Şüphesiz ki, Türkiye, bir dünya devletidir. Ülkemiz Jeopolitik ve jeostratejik mevkii itibarıyla; dünyanın en önemli petrol rezervlerine sahip Orta Doğu ve Hazar Havzası içerisinde yer alıyor. Önemli deniz ulaşım yollarının kavşağı durumunda bulunan Akdeniz Havzası ve Tarihte her zaman önemini sürdürmüş olan Karadeniz Havzası içerisindedir. Türk Boğazları, SSCB ve Yugoslavya’nın dağılması sonucu yapısal değişikliklere uğrayan Balkanlar, etnik çatışmalar yanında, zengin tabiî kaynaklara sahip Kafkasya ve bunun daha ötesinde Orta Asya’nın oluşturduğu coğrafyanın tam merkezinde etkili bir konumdadır. Bu konumu itibariyle ülkemiz tüm dikkatleri üzerinde topluyor.

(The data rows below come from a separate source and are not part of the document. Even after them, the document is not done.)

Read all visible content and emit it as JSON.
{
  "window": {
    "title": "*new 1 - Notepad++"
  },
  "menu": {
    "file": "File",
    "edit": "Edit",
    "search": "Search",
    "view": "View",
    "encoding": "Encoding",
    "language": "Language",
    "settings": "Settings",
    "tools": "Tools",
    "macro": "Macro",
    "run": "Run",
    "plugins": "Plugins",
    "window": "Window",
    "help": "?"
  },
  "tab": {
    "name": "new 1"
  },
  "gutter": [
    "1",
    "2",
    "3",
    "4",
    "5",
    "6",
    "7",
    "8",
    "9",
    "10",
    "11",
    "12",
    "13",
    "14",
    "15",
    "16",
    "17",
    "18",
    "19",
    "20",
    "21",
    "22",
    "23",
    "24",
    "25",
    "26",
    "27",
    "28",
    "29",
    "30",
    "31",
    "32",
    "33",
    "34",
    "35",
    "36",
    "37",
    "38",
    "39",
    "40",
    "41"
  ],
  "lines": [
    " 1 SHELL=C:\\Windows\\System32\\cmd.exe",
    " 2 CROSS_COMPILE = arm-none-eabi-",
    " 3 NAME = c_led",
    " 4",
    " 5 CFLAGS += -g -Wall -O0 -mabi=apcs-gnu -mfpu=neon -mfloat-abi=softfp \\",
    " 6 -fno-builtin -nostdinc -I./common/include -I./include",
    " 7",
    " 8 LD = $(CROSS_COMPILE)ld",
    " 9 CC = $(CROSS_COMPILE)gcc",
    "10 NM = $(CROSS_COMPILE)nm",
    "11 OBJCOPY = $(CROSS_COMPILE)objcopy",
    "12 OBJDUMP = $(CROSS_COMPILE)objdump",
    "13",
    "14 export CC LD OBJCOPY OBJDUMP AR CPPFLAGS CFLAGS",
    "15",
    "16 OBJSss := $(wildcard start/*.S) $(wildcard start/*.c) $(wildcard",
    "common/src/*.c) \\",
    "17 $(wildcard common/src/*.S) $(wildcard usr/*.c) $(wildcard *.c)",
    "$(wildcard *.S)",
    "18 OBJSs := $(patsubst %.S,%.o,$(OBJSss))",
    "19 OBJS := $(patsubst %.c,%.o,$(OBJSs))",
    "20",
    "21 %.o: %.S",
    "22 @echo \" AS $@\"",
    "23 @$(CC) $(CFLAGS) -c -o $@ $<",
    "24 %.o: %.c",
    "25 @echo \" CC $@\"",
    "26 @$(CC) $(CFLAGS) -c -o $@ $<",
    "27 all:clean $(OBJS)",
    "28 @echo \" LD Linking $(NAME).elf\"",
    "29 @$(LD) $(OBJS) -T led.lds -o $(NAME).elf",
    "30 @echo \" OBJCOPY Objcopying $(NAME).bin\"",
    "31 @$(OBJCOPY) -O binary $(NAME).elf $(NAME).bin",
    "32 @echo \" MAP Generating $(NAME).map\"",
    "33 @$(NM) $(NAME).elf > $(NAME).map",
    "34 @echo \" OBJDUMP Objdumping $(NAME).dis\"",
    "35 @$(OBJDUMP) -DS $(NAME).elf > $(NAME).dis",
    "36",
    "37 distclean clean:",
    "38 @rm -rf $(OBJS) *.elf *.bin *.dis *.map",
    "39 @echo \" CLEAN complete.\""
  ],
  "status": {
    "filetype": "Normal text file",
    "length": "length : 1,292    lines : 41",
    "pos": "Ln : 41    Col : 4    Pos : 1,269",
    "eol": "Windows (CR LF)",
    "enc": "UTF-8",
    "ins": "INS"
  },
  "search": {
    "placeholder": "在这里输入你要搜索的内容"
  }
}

Türkiye yer altı zenginlikleri bakımından oldukça önemlidir. Çünkü bu açıdan zengin topraklar üzerinde konumlanmışız. Tarihi önemi ve doğal zenginliğinin yanında; çok farklı yer altı kaynaklarına sahip bulunmaktadır. Bunlardan bazıları; petrol, bor, altın, krom’dur. Kömür üretiminde ise dünyada zirve isimler arasında yer alıyor.
Türkiye üç kıtanın birleştiği çok stratejik bir bölgede bulunmaktadır. Özellikle petrol ve yeraltı zenginliklerinin bulunduğu bir bölgede konumlanmışız. Bu zenginliklerden pay almak isteyen ülkeler açısından Türkiye yapısı itibariyle vazgeçilmez bir öneme sahiptir.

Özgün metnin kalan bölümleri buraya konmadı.